To examine the effects of ExoIII′ ssDNase activity on the commercial isothermal amplification detection kit containing ExoIII, we tested four kits including RPA (recombinase polymerase amplification) with ExoIII (TwistAmp® exo) or without ExoIII (TwistAmp® Basic) (Abbott, Illinois, US), MIRA (Multienzyme Isothermal Rapid Amplification) with (Fluorescence type) or without ExoIII (Basic type) (Amplification Future company, Weifang, Shandong Province, China) by FQ reporter and 5′-FAM-labelled ssDNA probe. All the reagents were added to the lyophilized powder following the usage instructions. Then 5 μl ssDNA FQ reporter or probe (10 μM) was added to the reaction mix.

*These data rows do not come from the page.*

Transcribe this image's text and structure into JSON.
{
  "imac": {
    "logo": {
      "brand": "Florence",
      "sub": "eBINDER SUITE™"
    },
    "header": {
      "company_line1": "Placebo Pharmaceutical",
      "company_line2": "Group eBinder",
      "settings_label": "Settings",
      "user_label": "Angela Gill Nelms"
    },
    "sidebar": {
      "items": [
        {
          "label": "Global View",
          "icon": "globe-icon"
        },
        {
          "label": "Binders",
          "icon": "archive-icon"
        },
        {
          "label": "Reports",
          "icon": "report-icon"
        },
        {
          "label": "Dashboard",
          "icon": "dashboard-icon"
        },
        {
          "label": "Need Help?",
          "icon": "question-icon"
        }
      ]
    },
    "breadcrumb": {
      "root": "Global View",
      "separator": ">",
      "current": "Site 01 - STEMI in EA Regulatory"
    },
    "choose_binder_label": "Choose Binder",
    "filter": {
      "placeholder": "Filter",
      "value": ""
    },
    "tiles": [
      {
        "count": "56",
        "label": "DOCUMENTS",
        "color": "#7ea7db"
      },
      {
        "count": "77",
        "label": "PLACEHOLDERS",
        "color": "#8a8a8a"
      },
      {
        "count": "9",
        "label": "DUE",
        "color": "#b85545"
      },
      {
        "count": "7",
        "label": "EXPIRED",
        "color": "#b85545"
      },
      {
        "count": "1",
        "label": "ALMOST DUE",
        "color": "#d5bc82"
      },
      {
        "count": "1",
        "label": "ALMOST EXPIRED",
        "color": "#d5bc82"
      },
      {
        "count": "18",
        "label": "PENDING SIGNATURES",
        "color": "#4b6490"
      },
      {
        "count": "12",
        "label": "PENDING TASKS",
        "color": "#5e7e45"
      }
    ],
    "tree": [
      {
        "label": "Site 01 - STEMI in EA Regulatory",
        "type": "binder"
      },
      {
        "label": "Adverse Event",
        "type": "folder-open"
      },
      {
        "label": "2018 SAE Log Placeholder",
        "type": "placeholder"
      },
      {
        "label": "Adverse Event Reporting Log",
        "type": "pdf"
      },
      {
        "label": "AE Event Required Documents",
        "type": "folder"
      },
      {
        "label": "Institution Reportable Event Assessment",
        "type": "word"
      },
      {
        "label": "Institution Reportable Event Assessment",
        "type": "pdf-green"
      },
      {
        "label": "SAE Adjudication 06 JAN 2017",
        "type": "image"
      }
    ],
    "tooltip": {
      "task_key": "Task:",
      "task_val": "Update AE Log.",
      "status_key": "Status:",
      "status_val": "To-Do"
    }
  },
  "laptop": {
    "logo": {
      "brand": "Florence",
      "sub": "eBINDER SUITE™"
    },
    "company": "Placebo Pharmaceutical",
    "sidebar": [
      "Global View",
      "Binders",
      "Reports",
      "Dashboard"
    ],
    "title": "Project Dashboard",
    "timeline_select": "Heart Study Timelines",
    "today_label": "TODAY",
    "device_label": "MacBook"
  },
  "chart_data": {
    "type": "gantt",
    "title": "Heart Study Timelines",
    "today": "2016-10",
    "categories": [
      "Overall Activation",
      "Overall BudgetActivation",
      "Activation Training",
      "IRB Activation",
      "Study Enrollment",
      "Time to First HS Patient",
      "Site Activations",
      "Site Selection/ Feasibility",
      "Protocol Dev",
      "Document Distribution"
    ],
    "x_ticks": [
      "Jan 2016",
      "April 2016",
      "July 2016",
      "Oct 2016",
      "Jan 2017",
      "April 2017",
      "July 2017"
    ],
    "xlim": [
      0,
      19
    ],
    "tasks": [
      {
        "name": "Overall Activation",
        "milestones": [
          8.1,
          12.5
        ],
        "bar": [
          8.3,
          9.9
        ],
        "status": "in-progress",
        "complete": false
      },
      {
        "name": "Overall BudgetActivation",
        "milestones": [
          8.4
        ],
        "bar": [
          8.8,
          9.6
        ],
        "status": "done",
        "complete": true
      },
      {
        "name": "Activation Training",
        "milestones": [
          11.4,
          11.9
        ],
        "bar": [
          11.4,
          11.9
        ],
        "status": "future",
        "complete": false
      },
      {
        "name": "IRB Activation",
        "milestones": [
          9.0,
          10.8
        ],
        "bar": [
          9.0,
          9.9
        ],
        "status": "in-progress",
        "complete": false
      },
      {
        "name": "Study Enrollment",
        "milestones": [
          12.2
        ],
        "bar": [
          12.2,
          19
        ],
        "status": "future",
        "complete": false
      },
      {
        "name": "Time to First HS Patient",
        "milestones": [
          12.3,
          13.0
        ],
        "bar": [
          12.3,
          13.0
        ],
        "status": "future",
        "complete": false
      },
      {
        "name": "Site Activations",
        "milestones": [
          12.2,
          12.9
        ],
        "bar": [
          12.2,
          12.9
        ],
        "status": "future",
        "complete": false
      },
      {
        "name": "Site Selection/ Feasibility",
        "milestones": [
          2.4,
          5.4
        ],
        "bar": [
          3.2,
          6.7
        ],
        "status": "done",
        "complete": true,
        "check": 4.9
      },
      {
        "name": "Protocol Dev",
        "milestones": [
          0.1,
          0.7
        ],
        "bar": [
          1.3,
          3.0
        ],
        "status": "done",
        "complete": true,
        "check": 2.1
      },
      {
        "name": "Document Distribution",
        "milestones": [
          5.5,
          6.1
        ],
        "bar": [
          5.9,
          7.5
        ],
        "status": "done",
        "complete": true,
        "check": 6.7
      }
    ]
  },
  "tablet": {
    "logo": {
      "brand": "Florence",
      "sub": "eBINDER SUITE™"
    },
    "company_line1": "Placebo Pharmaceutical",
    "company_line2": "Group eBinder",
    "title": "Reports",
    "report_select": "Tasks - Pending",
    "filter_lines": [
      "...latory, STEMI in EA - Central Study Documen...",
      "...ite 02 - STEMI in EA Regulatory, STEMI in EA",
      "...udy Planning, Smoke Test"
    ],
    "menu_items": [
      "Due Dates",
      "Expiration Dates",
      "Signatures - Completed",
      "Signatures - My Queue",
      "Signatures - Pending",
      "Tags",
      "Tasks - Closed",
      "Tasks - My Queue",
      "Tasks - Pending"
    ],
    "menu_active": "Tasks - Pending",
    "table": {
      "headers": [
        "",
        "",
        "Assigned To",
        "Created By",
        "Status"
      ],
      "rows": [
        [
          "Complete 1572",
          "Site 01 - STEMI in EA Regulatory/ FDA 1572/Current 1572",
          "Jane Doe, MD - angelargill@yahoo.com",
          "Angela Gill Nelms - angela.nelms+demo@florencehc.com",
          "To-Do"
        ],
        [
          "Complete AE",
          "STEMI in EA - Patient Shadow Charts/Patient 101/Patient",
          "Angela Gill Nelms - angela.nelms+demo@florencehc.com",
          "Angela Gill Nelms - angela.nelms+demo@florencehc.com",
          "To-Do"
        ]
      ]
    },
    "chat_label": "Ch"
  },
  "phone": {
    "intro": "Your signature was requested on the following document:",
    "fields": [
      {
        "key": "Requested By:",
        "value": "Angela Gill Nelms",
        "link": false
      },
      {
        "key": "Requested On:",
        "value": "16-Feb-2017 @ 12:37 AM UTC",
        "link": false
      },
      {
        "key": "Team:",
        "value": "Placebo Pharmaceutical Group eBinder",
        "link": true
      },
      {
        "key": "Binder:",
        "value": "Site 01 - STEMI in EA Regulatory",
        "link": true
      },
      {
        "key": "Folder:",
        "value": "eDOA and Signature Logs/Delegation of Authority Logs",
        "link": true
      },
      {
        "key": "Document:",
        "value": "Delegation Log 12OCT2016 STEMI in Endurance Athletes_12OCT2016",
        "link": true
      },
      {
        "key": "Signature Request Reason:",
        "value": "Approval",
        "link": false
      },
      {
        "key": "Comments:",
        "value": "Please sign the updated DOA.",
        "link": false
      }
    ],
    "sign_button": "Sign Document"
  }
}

The tubes containing the reaction mixture were incubated in Mx3500P (Agilent, Santa Clara, CA, USA) at 37°C for 30 min to monitor the fluorescence generated. The endpoint fluorescence was visualized under an LED blue light transilluminator (THBC-470) (TUOHE ELECTROMECHANICAL TECHNOLOGY CO., LTD, Shanghai, China).

Data availability

The data underlying this article are available from the corresponding author upon request.

Acknowledgements

This work was supported by the Zhejiang Provincial Key R&D Program (2023C03045 & 2021C02008), the National Program on Key Research Project of China (2022YFC2604201 & 2019YFE0103900) as well as the European Union′s Horizon 2020 Research and Innovation Programme under Grant Agreement No. 861917-SAFFI, Zhejiang Provincial Natural Science Foundation of China (LZ24C180002), Scientific Research Fund of Zhejiang Provincial Education Department (Y202250872), and Key Research and Development Program of Hangzhou (202203A08).

Contributions

H.W. performed the majority of experiments and wrote the manuscript; C.Y., Q.L., Z.J. and N.L. helped with electrophoresis experiments, protein purification and figure preparation; C.J., C.Z., C.Z., and G.Z. helped with the data analysis and offered technical support; M.Y. and Y.L. acquired funding and supervised the research; all authors discussed the results and commented on the manuscript.

Conflict of Interest

The authors declare no competing interests.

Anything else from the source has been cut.